In the past decade, that tell-ability has thinned. New waves of immigration have displaced Italian-American experience as a default immigrant archetype in American screenwriting rooms; the audience cohorts who grew up watching The Sopranos in syndication are now in their forties and fifties and are the demographic most likely to entertain, even casually, the idea of life somewhere cheaper or calmer. The migration Chase is sketching is not a fantasy for a 22-year-old writer in Los Angeles. It is closer to a real budget option for a 50-year-old doctor in suburban New Jersey.
This is the underlying mechanism the genre is responding to, whether or not Chase names it: a diaspora-society reversal in which people whose grandparents once crossed the Atlantic now consider crossing it back. Italy's 2017 introduction of a special tax regime for wealthy foreign residents, and the various regional incentive schemes layered on top of it, have already drawn a documented flow of American arrivals, mostly from the professional class, and have begun to show up in feature coverage as a soft sociological phenomenon. Chase's premise, if it moves forward, will arrive in a cultural moment where the underlying impulse is no longer abstract.
Reading against the wire frame
Variety's framing of Chase's remarks is, sensibly enough, a trades piece — observational, low-consequence, with no production news attached. It treats the project as an unreleased concept and emphasises Chase's career rather than the market conditions that might shape such a project. That is exactly what such a story should be at this stage. The temptation in editorial coverage, and one this publication is explicitly resisting in this piece, is to inflate the moment into a trend piece about the future of prestige television. Variety has not done that here, and the reporting it filed on 8 July 2026 stays within the boundaries of what was actually said.
The implicit counter-narrative is also worth naming. American prestige drama is currently saturated with limited series about the sins of wealthy Americans — political, financial, criminal, spiritual — set against domestic backdrops. Succession, the various Ryan Murphy universes, even the recent wave of true-crime revisitations all work the same soil. An Italian setting would not by itself solve that saturation problem; it would simply relocate it. Whether Chase, who throughout his career has treated domestic space as morally diagnostic — kitchens, basements, backyard pools — would accept that translation is a genuine open question and not one the sources we have can settle.
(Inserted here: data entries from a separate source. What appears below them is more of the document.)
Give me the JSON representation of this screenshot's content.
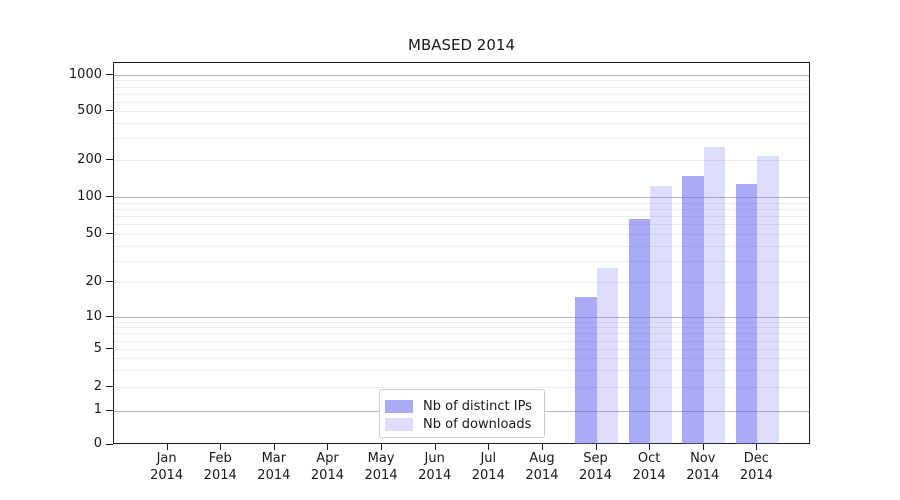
{
  "title": "MBASED 2014",
  "chart_data": {
    "type": "bar",
    "title": "MBASED 2014",
    "categories": [
      "Jan 2014",
      "Feb 2014",
      "Mar 2014",
      "Apr 2014",
      "May 2014",
      "Jun 2014",
      "Jul 2014",
      "Aug 2014",
      "Sep 2014",
      "Oct 2014",
      "Nov 2014",
      "Dec 2014"
    ],
    "series": [
      {
        "name": "Nb of distinct IPs",
        "color": "rgba(100,100,240,0.55)",
        "values": [
          0,
          0,
          0,
          0,
          0,
          0,
          0,
          0,
          15,
          66,
          147,
          127
        ]
      },
      {
        "name": "Nb of downloads",
        "color": "rgba(100,100,240,0.22)",
        "values": [
          0,
          0,
          0,
          0,
          0,
          0,
          0,
          0,
          26,
          122,
          255,
          215
        ]
      }
    ],
    "xlabel": "",
    "ylabel": "",
    "yscale": "asinh (linear near 0, logarithmic above 1)",
    "y_ticks": [
      0,
      1,
      2,
      5,
      10,
      20,
      50,
      100,
      200,
      500,
      1000
    ],
    "ylim": [
      0,
      1300
    ],
    "grid": "major gridlines at 1,10,100,1000 (gray); minor gridlines at 2-9 multiples (light gray)",
    "legend_position": "lower center inside plot"
  },
  "legend": {
    "items": [
      {
        "label": "Nb of distinct IPs"
      },
      {
        "label": "Nb of downloads"
      }
    ]
  },
  "colors": {
    "bar_distinct_ips": "rgba(100,100,240,0.55)",
    "bar_downloads": "rgba(100,100,240,0.22)",
    "major_grid": "#b8b8b8",
    "minor_grid": "#ececec",
    "spine": "#1a1a1a"
  }
}
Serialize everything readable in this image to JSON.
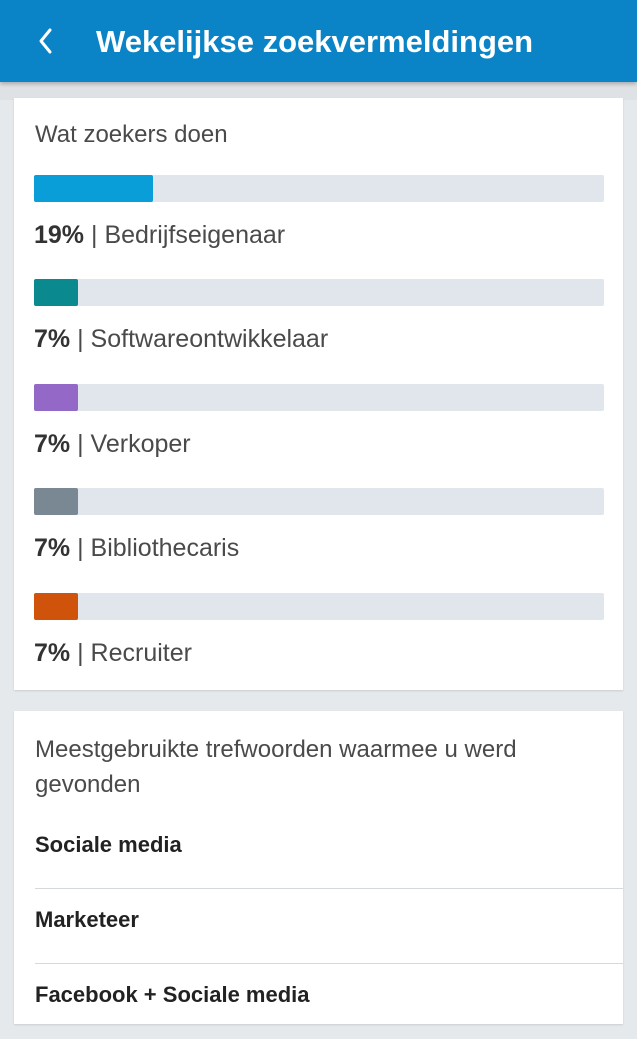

What this changes — and what it doesn't
If the project moves from idea to announcement, it would mark Chase's return to feature-scale Italian-American subject matter more than two decades after The Sopranos ended and several years after the Many Saints of Newark prequel he co-wrote with Lawrence Konner. That, on its own, would be news. But until a distributor, a budget, a writer's room or even a format decision materialise, the responsible reading is to treat Chase's Karlovy Vary remarks as a writer thinking out loud in public — not as a programme.
The harder, slower story is the one beneath the headline. A creator who built his career on the texture of twentieth-century New Jersey is now gesturing, however tentatively, toward the twenty-first-century version of the same diaspora in reverse. The premise is more interesting than the headline it generated, and it will stay interesting whether or not Chase ever shoots a frame.
Desk note: Variety's 8 July 2026 trades filing foregrounded the remarks as conversation rather than news. Monexus reads them the same way — a writer in mid-thought, not a programme announcement — and has withheld any speculation about casting, budget or platform.